Esta realidade termina por coloca os profissionais encarregados da aplicação de lei, sempre em situações difíceis diante da complexidade dos problemas a serem enfrentados, situações que inevitavelmente resultam em lesões ou mortes, seqüelas e sofrimentos físicos e psicológicos permanentes a esses homens e mulheres. Homens e mulheres não são diferentes e nem vieram de lugar diferente de onde vem todo cidadão, da sociedade, das famílias brasileiras e como tal tem filhos, maridos, esposas, pai, mãe, amigos, em fim, famílias que os recebem após terem prestado serviços relevantes e indispensáveis à sociedade em condições de enfermidades.
Agora, vejo com muita preocupação e tristeza mais uma vez o Estado dar uma demonstração de menos valia à vida desses profissionais, pois ao invés de discutirem e criarem leis que melhorassem a qualidade do serviço de segurança pública prestado pelo Estado, tais como currículos básicos unificados para a formação do profissional de segurança pública, programas permanentes de atualizações profissionais, definição legal de equipamentos de proteção individual – EPIs, para o exercício da atividade policial, avaliações psicológicas periódicas, etc., discute-se o uso ou não de algemas e se cria dispositivo legal para tanto.
O incrível é que a existência de todas estas medidas já é uma realidade em outras profissões de segurança, como a de Vigilante, que são submetidos por força de lei a uma atualização profissional e a avaliação psicológica a cada dois anos, o uso de vestimenta balística pelo Vigilante que trabalha em bancos ou transportando valores também é disciplinado pela legislação de referência.
O absurdo de tal discussão é que ela foi motivada pela prisão, em nossa opinião, de um cidadão que teve todas as oportunidades sociais, familiares e porque não dizer legais de ser um cidadão cumpridor das leis do País e não ser protagonista de um dos maiores escândalos financeiros, morais e institucionais que o Brasil já viveu na sua história recente.
O uso das algemas no ato de prisão de suspeito de crime é um ato que objetiva exatamente a redução da possibilidade de reação violenta por parte da pessoa presa e a eventual necessidade do uso da força legal para garantir o cumprimento da lei, ou seja, é um ato proativo para exatamente não fazer uso da força. Tal comportamento deve ser regra e não exceção, pois a incolumidade física do preso é responsabilidade do Estado, como também é a do encarregado da aplicação da lei e a presunção de reação violenta é válida, como também é o direito de fuga e o de permanecer calado para não produzir prova contra si.

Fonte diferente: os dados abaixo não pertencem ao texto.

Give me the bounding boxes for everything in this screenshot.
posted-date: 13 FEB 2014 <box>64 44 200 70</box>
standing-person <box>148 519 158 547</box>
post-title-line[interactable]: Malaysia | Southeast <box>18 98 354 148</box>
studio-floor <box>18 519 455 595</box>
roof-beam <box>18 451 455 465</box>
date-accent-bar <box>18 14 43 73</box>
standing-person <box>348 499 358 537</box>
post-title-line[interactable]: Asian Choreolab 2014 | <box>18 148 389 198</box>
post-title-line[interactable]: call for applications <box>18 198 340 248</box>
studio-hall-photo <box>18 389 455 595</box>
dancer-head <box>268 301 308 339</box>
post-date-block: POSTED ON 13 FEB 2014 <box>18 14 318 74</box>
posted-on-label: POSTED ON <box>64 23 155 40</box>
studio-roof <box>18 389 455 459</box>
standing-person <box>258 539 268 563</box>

O que assistimos agora é uma interpretação completamente dispare da razão em concreto, razão está verificada por conhecimento de causa formada ao longo de meus 17 anos de polícia e repassado para mim também por outros policiais que exerceram a profissão antes de mim. É o policial que efetua a prisão e conduz o preso o único a possuir as informações necessárias para a tomada da decisão do uso ou não da algema, não é crível que tal decisão possa ser tomada por pessoa que não se encontra presente no ato da prisão do suspeito.
Depois da súmula vinculante N.° 11 a pergunta que se faz agora é “- O que deverá inibir a reação do conduzido preso no interior da viatura policial?” – Será a presença de armas ou mesmo a possibilidade do seu uso e o seu efetivo uso?. Triste é pensar que mais famílias de policiais perderão e chorarão seus entes queridos, mortos que foram em ocorrências que tiveram origem na ausência do uso da algema.